Page 89 of Sheltering Instinct

On the battlefield, those questions centered around Tess.

Levi beat himself bloody, trying to figure out what he might have done that would drive Tess into Abraham’s arms.

And now, after last night, he had closure. They were able to love each other again.

It had felt like a miracle to have her in his life again.

But then today happened.

And though this was a reprieve of sorts, they hadn’t survived the day yet.

Chapter Twenty-Nine

Levi

Tess licked her lips as she scanned the children. When she focused on him, she asked, “Levi, how long have we been on the roof?”

Since Levi had watched the clock in the schoolroom to time the teacher’s CPR, he was fairly precise when he said, “Twenty minutes.”

She shook her head. “It feels like hours.”

“It has been, counting everything that happened since we left the Himba village. Getting to the roof is just the next thing.” He focused on her face, assessing. “Tess, you haven’t slept in days, and now you’re running on pure adrenaline. Can you do me a favor? It’s going to be hard because, well, we’re on top of a schoolhouse bobbing down the river. But can you sit quietly for a minute and center yourself? I want you to feel the air and tell me if it will rain again.” He looked up at the steel-gray sky. “This respite from the rain is making a big difference in our survivability. But if you think those torrents are going to hit us again, we’ll need to be much more aggressive. That means tough decisions and more hazards.”

“Give me a for instance.”

He didn’t really have a “for instance.” He didn’t see a way out of this mess. “I might need to try to swim to shore with the rope.” What he really needed to do here was plant the seed that everyone surviving wasn’t probable. She’d been in enough circumstances that she knew that. But her brain needed to understand the situation and the ramifications. And he could see that Tess had that “no man left behind” conviction in her eyes.

“And pull the school over?” she asked with incredulity. “That would take a bulldozer.”

“Those who are able could monkey crawl their way to land.” He swallowed. Here it was, point blank. “There’s a possibility that we can save some but not all.”

Tess’s face blanched white.

“It could be that if I strung the rope and got you and Mojo with me to help pull, that we could tie the children to the rope and rely on their jugs to keep their heads above water as we pull them to shore. The school will be underwater at any time now. I think we need a last-ditch plan formed. But if it’s going to rain, we need to be proactive right now.”

Tess turned toward the children.

“Take everything here out of the picture, and just focus and do that thing you do when you sip the air, please. I need all of the information I can get.”

Starting on one side of the flood waters, she swept her gaze upward. Her hand came out. Palm open, gathering the energy in the wind, she rubbed the air through her fingers.

“The sky looks ferocious.” Her finger came up, and she pointed at the clouds in the distance. “That’s an odd structure for clouds.”

Then, dropping her hand, Tess stared at it for a long time. “Are those columns?”
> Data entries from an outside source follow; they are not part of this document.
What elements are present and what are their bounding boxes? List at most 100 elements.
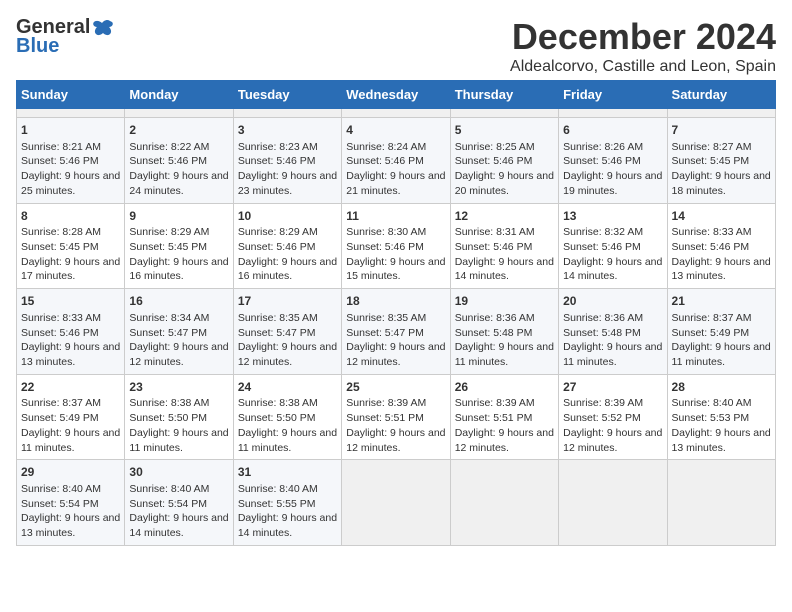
day-number: 13 (563, 208, 662, 225)
calendar-cell: 29 Sunrise: 8:40 AM Sunset: 5:54 PM Dayligh… (17, 460, 125, 546)
calendar-cell: 20Sunrise: 8:36 AMSunset: 5:48 PMDayligh… (559, 289, 667, 375)
daylight-text: Daylight: 9 hours and 13 minutes. (21, 341, 120, 368)
sunset-text: Sunset: 5:46 PM (238, 155, 316, 167)
week-row-6: 29 Sunrise: 8:40 AM Sunset: 5:54 PM Dayligh… (17, 460, 776, 546)
daylight-text: Daylight: 9 hours and 17 minutes. (21, 256, 120, 283)
day-header-friday: Friday (559, 81, 667, 109)
day-header-thursday: Thursday (450, 81, 558, 109)
daylight-text: Daylight: 9 hours and 12 minutes. (563, 427, 662, 454)
day-number: 12 (455, 208, 554, 225)
daylight-text: Daylight: 9 hours and 13 minutes. (21, 512, 120, 539)
calendar-cell (450, 109, 558, 118)
sunrise-text: Sunrise: 8:40 AM (238, 483, 318, 495)
sunset-text: Sunset: 5:47 PM (129, 327, 207, 339)
sunset-text: Sunset: 5:51 PM (346, 412, 424, 424)
daylight-text: Daylight: 9 hours and 12 minutes. (238, 341, 337, 368)
sunrise-text: Sunrise: 8:40 AM (21, 483, 101, 495)
day-number: 28 (672, 379, 771, 396)
sunrise-text: Sunrise: 8:35 AM (346, 312, 426, 324)
day-header-tuesday: Tuesday (233, 81, 341, 109)
calendar-cell: 15 Sunrise: 8:33 AM Sunset: 5:46 PM Dayligh… (17, 289, 125, 375)
day-number: 31 (238, 464, 337, 481)
sunrise-text: Sunrise: 8:22 AM (129, 141, 209, 153)
sunrise-text: Sunrise: 8:32 AM (563, 226, 643, 238)
calendar-cell: 31 Sunrise: 8:40 AM Sunset: 5:55 PM Dayligh… (233, 460, 341, 546)
sunset-text: Sunset: 5:46 PM (21, 327, 99, 339)
day-number: 5 (455, 122, 554, 139)
sunset-text: Sunset: 5:49 PM (672, 327, 750, 339)
sunset-text: Sunset: 5:55 PM (238, 498, 316, 510)
calendar-cell: 26Sunrise: 8:39 AMSunset: 5:51 PMDayligh… (450, 374, 558, 460)
sunrise-text: Sunrise: 8:39 AM (455, 397, 535, 409)
sunset-text: Sunset: 5:48 PM (563, 327, 641, 339)
day-number: 1 (21, 122, 120, 139)
sunset-text: Sunset: 5:46 PM (563, 155, 641, 167)
sunrise-text: Sunrise: 8:36 AM (455, 312, 535, 324)
calendar-cell: 6Sunrise: 8:26 AMSunset: 5:46 PMDaylight… (559, 118, 667, 204)
day-number: 16 (129, 293, 228, 310)
daylight-text: Daylight: 9 hours and 24 minutes. (129, 170, 228, 197)
day-number: 10 (238, 208, 337, 225)
calendar-cell (667, 109, 775, 118)
sunrise-text: Sunrise: 8:40 AM (672, 397, 752, 409)
calendar-cell: 21Sunrise: 8:37 AMSunset: 5:49 PMDayligh… (667, 289, 775, 375)
daylight-text: Daylight: 9 hours and 11 minutes. (455, 341, 554, 368)
calendar-cell: 18Sunrise: 8:35 AMSunset: 5:47 PMDayligh… (342, 289, 450, 375)
daylight-text: Daylight: 9 hours and 11 minutes. (563, 341, 662, 368)
sunrise-text: Sunrise: 8:37 AM (21, 397, 101, 409)
day-number: 18 (346, 293, 445, 310)
day-number: 9 (129, 208, 228, 225)
calendar-cell: 9Sunrise: 8:29 AMSunset: 5:45 PMDaylight… (125, 203, 233, 289)
subtitle: Aldealcorvo, Castille and Leon, Spain (510, 58, 776, 76)
calendar-cell: 2Sunrise: 8:22 AMSunset: 5:46 PMDaylight… (125, 118, 233, 204)
calendar-cell: 22Sunrise: 8:37 AMSunset: 5:49 PMDayligh… (17, 374, 125, 460)
day-number: 15 (21, 293, 120, 310)
sunrise-text: Sunrise: 8:24 AM (346, 141, 426, 153)
sunrise-text: Sunrise: 8:28 AM (21, 226, 101, 238)
sunrise-text: Sunrise: 8:39 AM (563, 397, 643, 409)
sunset-text: Sunset: 5:46 PM (129, 155, 207, 167)
daylight-text: Daylight: 9 hours and 14 minutes. (238, 512, 337, 539)
daylight-text: Daylight: 9 hours and 12 minutes. (455, 427, 554, 454)
calendar-cell: 19Sunrise: 8:36 AMSunset: 5:48 PMDayligh… (450, 289, 558, 375)
sunrise-text: Sunrise: 8:30 AM (346, 226, 426, 238)
sunset-text: Sunset: 5:53 PM (672, 412, 750, 424)
daylight-text: Daylight: 9 hours and 12 minutes. (346, 427, 445, 454)
daylight-text: Daylight: 9 hours and 21 minutes. (346, 170, 445, 197)
sunrise-text: Sunrise: 8:23 AM (238, 141, 318, 153)
calendar-cell: 25Sunrise: 8:39 AMSunset: 5:51 PMDayligh… (342, 374, 450, 460)
sunrise-text: Sunrise: 8:29 AM (238, 226, 318, 238)
day-number: 3 (238, 122, 337, 139)
daylight-text: Daylight: 9 hours and 25 minutes. (21, 170, 120, 197)
sunset-text: Sunset: 5:46 PM (238, 241, 316, 253)
day-number: 19 (455, 293, 554, 310)
calendar-cell: 16Sunrise: 8:34 AMSunset: 5:47 PMDayligh… (125, 289, 233, 375)
daylight-text: Daylight: 9 hours and 20 minutes. (455, 170, 554, 197)
day-number: 21 (672, 293, 771, 310)
week-row-5: 22Sunrise: 8:37 AMSunset: 5:49 PMDayligh… (17, 374, 776, 460)
title-block: December 2024 Aldealcorvo, Castille and … (510, 16, 776, 76)
calendar-cell (342, 460, 450, 546)
sunset-text: Sunset: 5:54 PM (129, 498, 207, 510)
sunrise-text: Sunrise: 8:33 AM (672, 226, 752, 238)
daylight-text: Daylight: 9 hours and 11 minutes. (672, 341, 771, 368)
sunset-text: Sunset: 5:54 PM (21, 498, 99, 510)
day-header-wednesday: Wednesday (342, 81, 450, 109)
calendar-cell: 1Sunrise: 8:21 AMSunset: 5:46 PMDaylight… (17, 118, 125, 204)
sunset-text: Sunset: 5:52 PM (563, 412, 641, 424)
daylight-text: Daylight: 9 hours and 23 minutes. (238, 170, 337, 197)
calendar-header-row: SundayMondayTuesdayWednesdayThursdayFrid… (17, 81, 776, 109)
sunset-text: Sunset: 5:46 PM (455, 155, 533, 167)
calendar-cell: 11Sunrise: 8:30 AMSunset: 5:46 PMDayligh… (342, 203, 450, 289)
day-number: 29 (21, 464, 120, 481)
week-row-3: 8Sunrise: 8:28 AMSunset: 5:45 PMDaylight… (17, 203, 776, 289)
daylight-text: Daylight: 9 hours and 13 minutes. (672, 427, 771, 454)
sunrise-text: Sunrise: 8:33 AM (21, 312, 101, 324)
sunset-text: Sunset: 5:49 PM (21, 412, 99, 424)
sunset-text: Sunset: 5:45 PM (129, 241, 207, 253)
calendar-cell: 30Sunrise: 8:40 AMSunset: 5:54 PMDayligh… (125, 460, 233, 546)
calendar-cell: 7Sunrise: 8:27 AMSunset: 5:45 PMDaylight… (667, 118, 775, 204)
day-number: 26 (455, 379, 554, 396)
calendar-cell: 27Sunrise: 8:39 AMSunset: 5:52 PMDayligh… (559, 374, 667, 460)
calendar-cell: 24Sunrise: 8:38 AMSunset: 5:50 PMDayligh… (233, 374, 341, 460)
A wave splashed over the school's apron, making the children shriek and shrink against each other. They gasped and gripped even tighter in their circle, scooting back until they were compressed into a tight knot.

Tess reached out and gripped Levi's arm. “Do you still have your binoculars?” Levi reached for his dry bag.

“I have my phone.” She pulled her phone from her bag and took a picture of what she saw. Then she turned the screen toward herself, expanding the image to see the details.

With his binoculars up, Levi and Tess said, "It's a bridge," at the same time.

Dropping the binoculars to his chest, Levi asked, “Are you getting any bars on your phone?”

Before she could answer, another wave of water came up over the apron. Now, water had formed a pool, trapped on top of the roof by the apron that saved the child moments ago.

Levi shifted until he could speak into Tess’s ear. “If the water swirls around the bottom of that bridge, it's possible that the school will crash into the pylons. When the school crashes into it, the children are going to fly forward, and then they're going to fly back. It’s going to be violent, and it’s going to be fast. We need to position them in the best way we can so they stay on this roof.”